The psychiatrist frowned that the cost of healthcare in Nigeria generally had gone up, attributing the development to inflation, economic downturn and closure of some pharmaceutical companies.

He lamented that most of the pharmaceutical companies that produced some of the drugs had either downsized or relocated to other countries, leading to high cost of drugs/medications.

“The cost of healthcare in Nigeria generally has become so high, making it difficult for an average person to access the needed care.

“Most of the company’s manufacturing the drugs are not in the country and some of those here have either downsized or relocated to other countries – this has resulted in a quadruple of the price of drugs compared to the price before.

“Similarly, the rise in the prices of goods and services caused by the fuel subsidy removal and economic downturn in the country has continually resulted in an astronomical rise in the prices of drugs and hospital care.

“Individuals undergoing treatment for various mental health conditions, particularly those with substance use disorder are finding it difficult to keep up with the cost of treatment.

“This to a great extent affects the treatment outcomes, because many of the patients hardly adhere to medication and prescriptions due to financial incapability,” he said.

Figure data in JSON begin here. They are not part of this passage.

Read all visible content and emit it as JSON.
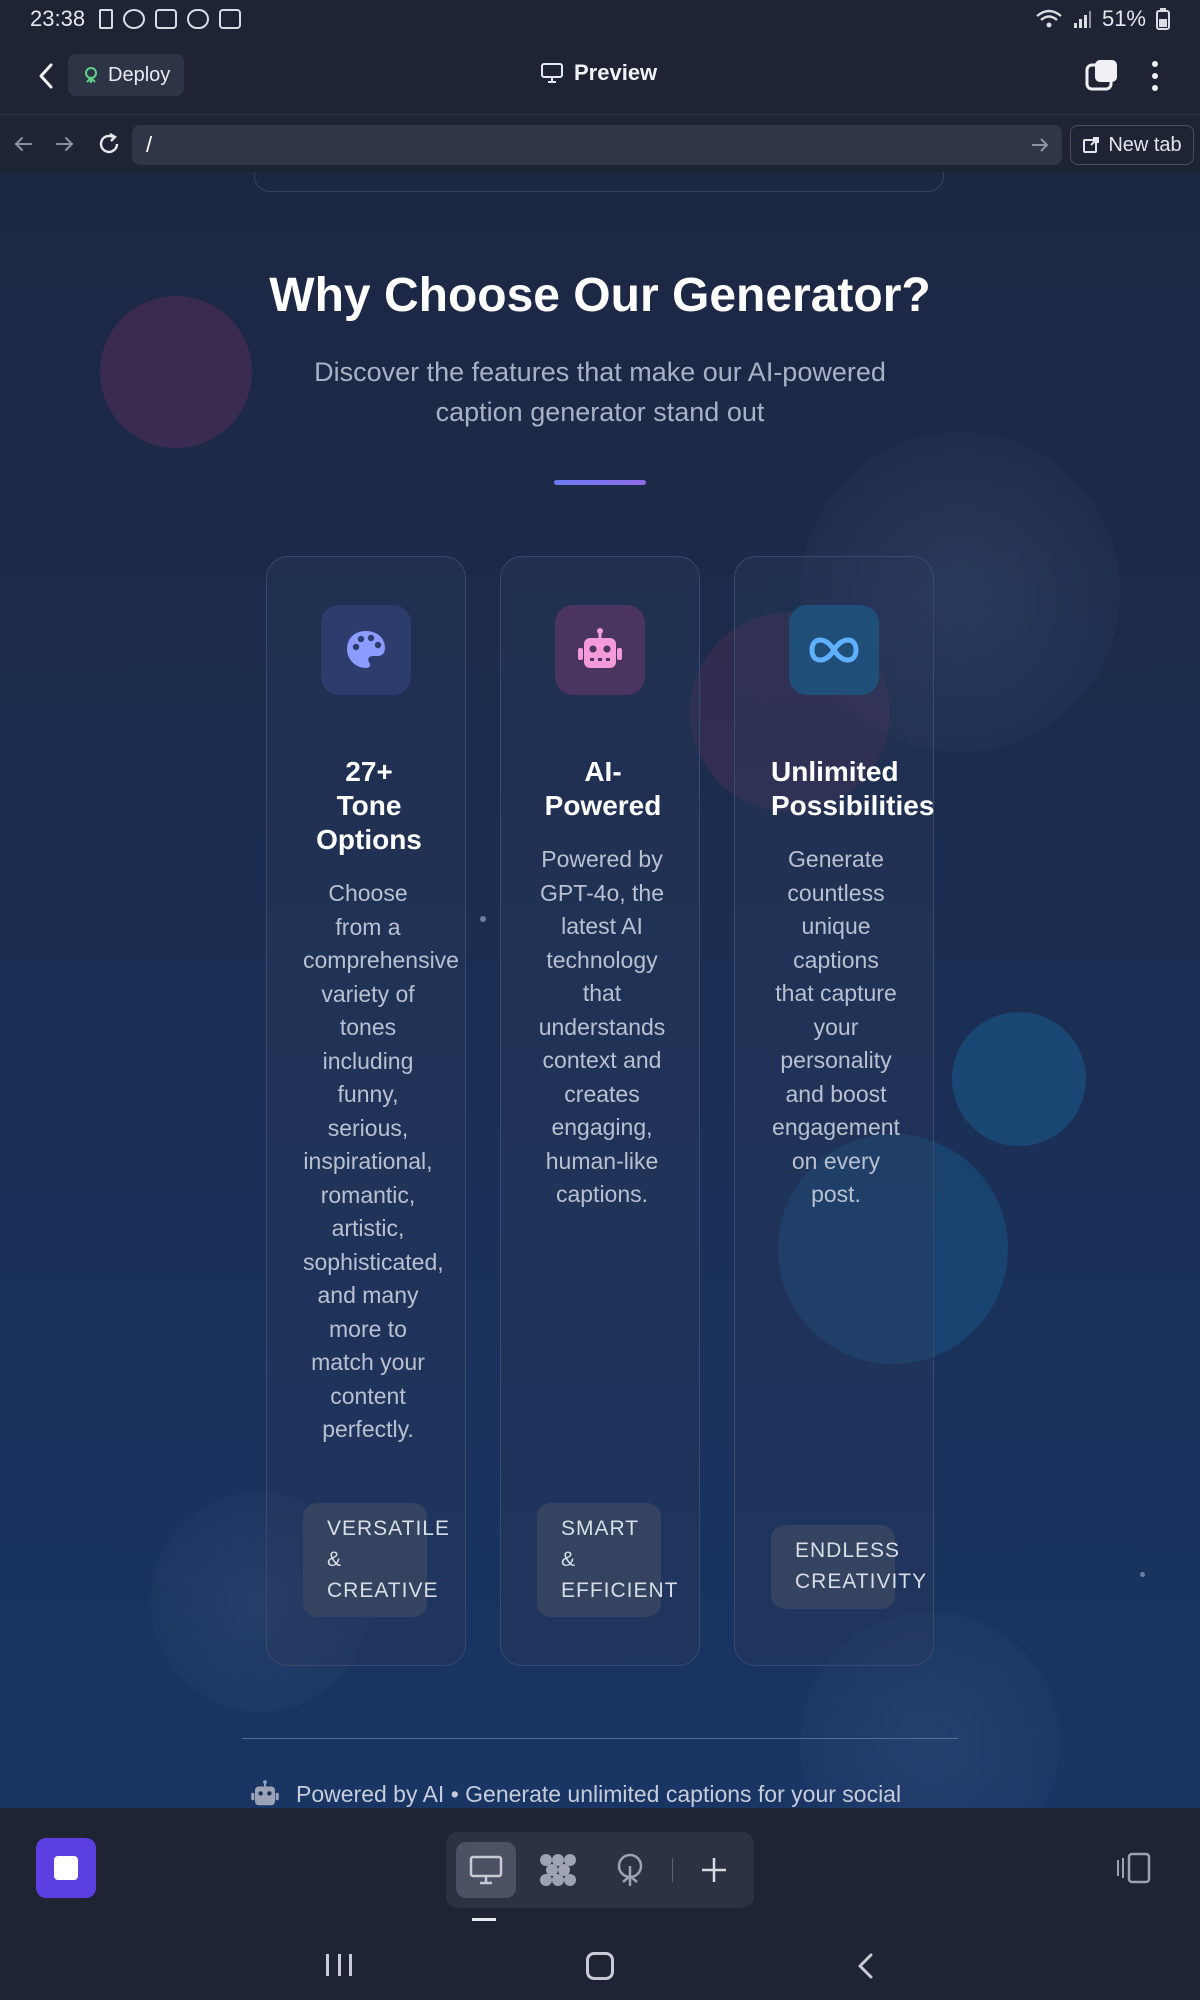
{
  "status_bar": {
    "time": "23:38",
    "battery": "51%"
  },
  "app_bar": {
    "deploy_label": "Deploy",
    "title": "Preview"
  },
  "url_bar": {
    "url": "/",
    "new_tab_label": "New tab"
  },
  "page": {
    "heading": "Why Choose Our Generator?",
    "subheading": "Discover the features that make our AI-powered caption generator stand out",
    "features": [
      {
        "icon": "palette-icon",
        "title": "27+\nTone\nOptions",
        "description": "Choose from a comprehensive variety of tones including funny, serious, inspirational, romantic, artistic, sophisticated, and many more to match your content perfectly.",
        "tag": "VERSATILE\n&\nCREATIVE"
      },
      {
        "icon": "robot-icon",
        "title": "AI-\nPowered",
        "description": "Powered by GPT-4o, the latest AI technology that understands context and creates engaging, human-like captions.",
        "tag": "SMART\n&\nEFFICIENT"
      },
      {
        "icon": "infinity-icon",
        "title": "Unlimited\nPossibilities",
        "description": "Generate countless unique captions that capture your personality and boost engagement on every post.",
        "tag": "ENDLESS\nCREATIVITY"
      }
    ],
    "footer_text": "Powered by AI • Generate unlimited captions for your social"
  },
  "colors": {
    "accent": "#5b3fe0",
    "palette_icon": "#8b9bff",
    "robot_icon": "#f39ad8",
    "infinity_icon": "#5fb0ff"
  }
}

Speaking on the implications of the high cost of medication, particularly for mental health conditions, Obindo decried that the situation was taking a toll on the average patient.

He said that most of the patients, after seeing a doctor, end up not buying the prescribed drugs or buy what they could afford, leading to under-dose of the medication.

He explained that the situation could not only lead to relapse, but could make the patient come down with more complicated symptoms.

“Failure to adhere to prescriptions or under-dosing medication can have a lot of implications on the patient, his family and the economy at large.

“Apart from resulting in relapse, it can make the patient perpetually ill or even come down with more severe symptoms.

“Family relationships may be affected and productivity of the individuals may drop, affecting economic growth and development,” he said.

On measures to salvage the situation and ensure citizens had easy access to the needed healthcare, Obindo called for restructuring and expansion of the National Health Insurance Scheme (NHIS) to at least cover 80 per cent of the population.

He added that the scheme’s formularies should be reviewed and expanded to accommodate most mental healthcare medications, so that patients could access drugs when prescribed.

The psychiatrist also underscored the need for the government to not only subsidise importation of the drugs, but also support the pharmaceutical companies with incentives to aid their operations.

“It is the sole responsibility of the government to ensure that the citizens are in good health.

“Considering the cost of transportation, the fact that people in the rural areas will have to travel to urban cities to access mental healthcare adds to their cost of treatment. Some may resort to alternative medicine.

“This is where integrating mental healthcare fully into Primary Health Care becomes necessary, so that people can have access to care anywhere they are,” Obindo said.